第40話 夢の中でも、素直になれないんです
シャルが手帳を閉じた。
「ガイウス子爵とドワイト商会への連絡が必要だ。先に城下に戻る」
エリシアが頷いた。「そうしてください」
あっさりしていた。シャルも何も言わなかった。立ち上がりながら、一瞬だけアルドを見た。何かを読んだような顔だったが、何も言わずに部屋を出た。
扉が閉まった。
部屋が静かになった。
エリシアがアルドを見た。少し間を置いてから、口を開いた。
「カルヴェンで会ったときより、仲良くなっていますね?シャルロットと」
アルドは少し考えた。
「まあ、この一年近く、何度も死線を潜ってるからな。そりゃ信頼関係は強固になる。いわば戦友ってやつだ」
エリシアが「……戦友。ふーん」と繰り返した。
訝しげにアルドを見た。何も言わなかった。ただ、見た。
「違う、冤罪だ。俺はやってない」アルドは両手を挙げて言った。
「先にそういうのは、犯罪者のセリフです。

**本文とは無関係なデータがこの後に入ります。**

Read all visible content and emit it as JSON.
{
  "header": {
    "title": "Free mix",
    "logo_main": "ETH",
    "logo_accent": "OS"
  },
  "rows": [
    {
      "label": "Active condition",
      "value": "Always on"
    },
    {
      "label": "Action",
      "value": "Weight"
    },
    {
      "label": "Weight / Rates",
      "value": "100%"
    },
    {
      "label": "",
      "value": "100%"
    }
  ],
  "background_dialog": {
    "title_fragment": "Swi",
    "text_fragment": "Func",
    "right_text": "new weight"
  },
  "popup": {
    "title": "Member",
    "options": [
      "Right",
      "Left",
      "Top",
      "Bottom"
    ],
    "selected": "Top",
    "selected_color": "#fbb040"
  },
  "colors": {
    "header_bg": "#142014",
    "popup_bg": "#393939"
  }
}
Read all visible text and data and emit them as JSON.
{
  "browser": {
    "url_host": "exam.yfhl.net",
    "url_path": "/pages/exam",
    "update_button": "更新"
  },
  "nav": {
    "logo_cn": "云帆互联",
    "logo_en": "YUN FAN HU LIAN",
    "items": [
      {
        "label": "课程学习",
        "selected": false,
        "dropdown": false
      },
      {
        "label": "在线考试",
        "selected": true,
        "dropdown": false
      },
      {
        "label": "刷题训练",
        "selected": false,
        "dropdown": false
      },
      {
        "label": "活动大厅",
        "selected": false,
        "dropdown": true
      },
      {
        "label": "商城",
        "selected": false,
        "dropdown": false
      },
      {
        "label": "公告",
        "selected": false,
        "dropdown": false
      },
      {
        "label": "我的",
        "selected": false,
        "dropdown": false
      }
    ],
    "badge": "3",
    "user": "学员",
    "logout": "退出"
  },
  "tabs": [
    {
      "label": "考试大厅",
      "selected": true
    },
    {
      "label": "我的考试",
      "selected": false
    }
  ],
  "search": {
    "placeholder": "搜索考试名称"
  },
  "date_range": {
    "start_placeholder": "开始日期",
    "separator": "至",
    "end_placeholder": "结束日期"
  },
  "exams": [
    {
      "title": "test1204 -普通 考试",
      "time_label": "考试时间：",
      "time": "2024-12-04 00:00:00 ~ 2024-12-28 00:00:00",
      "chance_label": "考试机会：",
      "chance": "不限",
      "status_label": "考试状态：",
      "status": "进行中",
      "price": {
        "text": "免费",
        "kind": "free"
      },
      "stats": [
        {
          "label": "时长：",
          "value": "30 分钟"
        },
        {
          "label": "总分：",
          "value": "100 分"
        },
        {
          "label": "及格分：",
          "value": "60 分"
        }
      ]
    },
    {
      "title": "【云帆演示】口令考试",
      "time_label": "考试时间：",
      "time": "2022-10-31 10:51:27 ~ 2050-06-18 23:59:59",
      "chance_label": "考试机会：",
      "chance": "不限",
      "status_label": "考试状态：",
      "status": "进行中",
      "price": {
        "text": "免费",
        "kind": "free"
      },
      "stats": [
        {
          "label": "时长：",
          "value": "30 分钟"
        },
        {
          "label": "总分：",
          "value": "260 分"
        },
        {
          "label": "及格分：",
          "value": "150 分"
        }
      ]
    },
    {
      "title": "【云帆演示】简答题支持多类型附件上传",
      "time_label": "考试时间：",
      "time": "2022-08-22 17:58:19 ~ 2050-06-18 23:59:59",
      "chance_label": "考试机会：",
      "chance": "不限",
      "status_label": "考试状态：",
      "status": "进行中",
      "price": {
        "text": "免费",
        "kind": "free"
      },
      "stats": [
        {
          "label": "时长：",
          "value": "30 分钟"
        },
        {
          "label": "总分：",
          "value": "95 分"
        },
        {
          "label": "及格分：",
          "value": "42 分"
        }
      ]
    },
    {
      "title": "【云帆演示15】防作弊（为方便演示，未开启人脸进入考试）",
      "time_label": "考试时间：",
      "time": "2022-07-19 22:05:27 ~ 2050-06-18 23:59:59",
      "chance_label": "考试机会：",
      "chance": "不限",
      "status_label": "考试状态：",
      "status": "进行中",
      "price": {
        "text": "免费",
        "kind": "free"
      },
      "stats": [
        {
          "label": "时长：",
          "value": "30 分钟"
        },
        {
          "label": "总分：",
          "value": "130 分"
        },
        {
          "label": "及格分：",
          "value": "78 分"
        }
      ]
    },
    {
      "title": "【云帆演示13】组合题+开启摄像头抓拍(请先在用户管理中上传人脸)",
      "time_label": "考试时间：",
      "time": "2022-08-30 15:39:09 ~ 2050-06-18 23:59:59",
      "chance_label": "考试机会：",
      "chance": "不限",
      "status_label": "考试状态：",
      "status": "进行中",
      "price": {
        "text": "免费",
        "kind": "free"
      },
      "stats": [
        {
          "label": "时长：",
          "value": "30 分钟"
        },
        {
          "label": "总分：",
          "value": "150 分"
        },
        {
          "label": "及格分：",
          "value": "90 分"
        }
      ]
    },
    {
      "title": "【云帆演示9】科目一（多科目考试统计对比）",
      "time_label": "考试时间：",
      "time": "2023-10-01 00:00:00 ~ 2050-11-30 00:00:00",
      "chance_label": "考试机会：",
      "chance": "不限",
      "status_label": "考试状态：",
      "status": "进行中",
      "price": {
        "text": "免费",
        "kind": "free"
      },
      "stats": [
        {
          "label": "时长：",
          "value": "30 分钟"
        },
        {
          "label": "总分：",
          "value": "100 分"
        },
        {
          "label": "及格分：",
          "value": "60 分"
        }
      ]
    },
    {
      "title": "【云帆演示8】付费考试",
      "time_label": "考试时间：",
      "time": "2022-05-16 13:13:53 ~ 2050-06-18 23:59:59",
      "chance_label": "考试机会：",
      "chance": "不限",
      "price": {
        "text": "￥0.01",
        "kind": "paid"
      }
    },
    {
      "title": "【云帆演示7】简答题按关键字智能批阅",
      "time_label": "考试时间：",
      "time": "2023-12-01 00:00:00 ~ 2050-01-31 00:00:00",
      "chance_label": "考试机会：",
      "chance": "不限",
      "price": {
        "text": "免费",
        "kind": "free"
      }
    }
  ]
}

この変質者」
「おいおい、変質者って……俺は『変なおじさん』だろ?」
「そうでした。やっぱり真っ黒じゃないですか」
「少年のように澄んだ瞳なのにな?」
「本当に澄んだ瞳の人は、そんな返し方しないです。変質者」
「こりゃ手厳しいな、王女殿下は……わかりました。では身の潔白を証明するために、今から服を全部脱ぎますので」
アルドはカチャカチャと、徐にベルトに手をかけた。
「やめろ!変質者!」エリシアは慌てて両目をてで覆ったが、指がしっかり開いていたので、視界良好だった。
二人は空白を埋めるように笑った。
少し間があった。
エリシアが窓の方に視線を移した。それから、静かに言った。
「それでも、こうやってまた会うことができましたね」
「来いっていうからな。会いに来たんだ。それだけだ。大したことじゃない」
エリシアがアルドを見た。
「バカなんですか?私が言いたいのは」
「前に教えた、あの歌のことだろ?」
エリシアが止まった。
少し長い沈黙があった。それから、小さく息をついた。
「……鈍感なのか、勘がいいのか、どっちなのよ……」
「さあな。おじさんわかんないや」
エリシアが視線を落とした。指先が、膝の上でわずかに動いた。
「私、こういう時には素直になれないんです……」
「だから夢の中なら言えるっていう話だろ?」
エリシアが顔を上げた。アルドを見た。何かを言いかけた。
「……夢の中でも、素直になれないんです。素直になりたいのに」
アルドは少し間を置いた。
「そうか…怖いよな。自分を曝け出して、拒絶されることを想像すれば」
それだけ言った。
部屋が静かになった。エリシアは何も言わなかった。アルドも何も言わなかった。窓の外で風が動いた音がした。
アルドの内心には、何もなかった。
何もない、というより——何かを言葉にしようとして、やめた。そういう種類の静かさだった。
しばらくして、エリシアが顔を上げた。いつもの顔に戻っていた。
「続きは明日にしましょう。宰相の件、詰めなければならないことがある」
「ああ」
アルドが立ち上がった。扉に向かいながら、一言だけ言った。
「また来る」
エリシアは何も言わなかった。
ただ、視線だけを向けた。
アルドは振り返らなかった。
廊下に出て、扉が閉まった。
腰が言ってきた。
そろそろ自分が主張するような大立ち回り、くるよね?と。
アルドは答えた。
「もう、お前を主張させたり、激怒させるような腰の使い方はしないから安心しろ」
腰は少し物足りなさそうだった。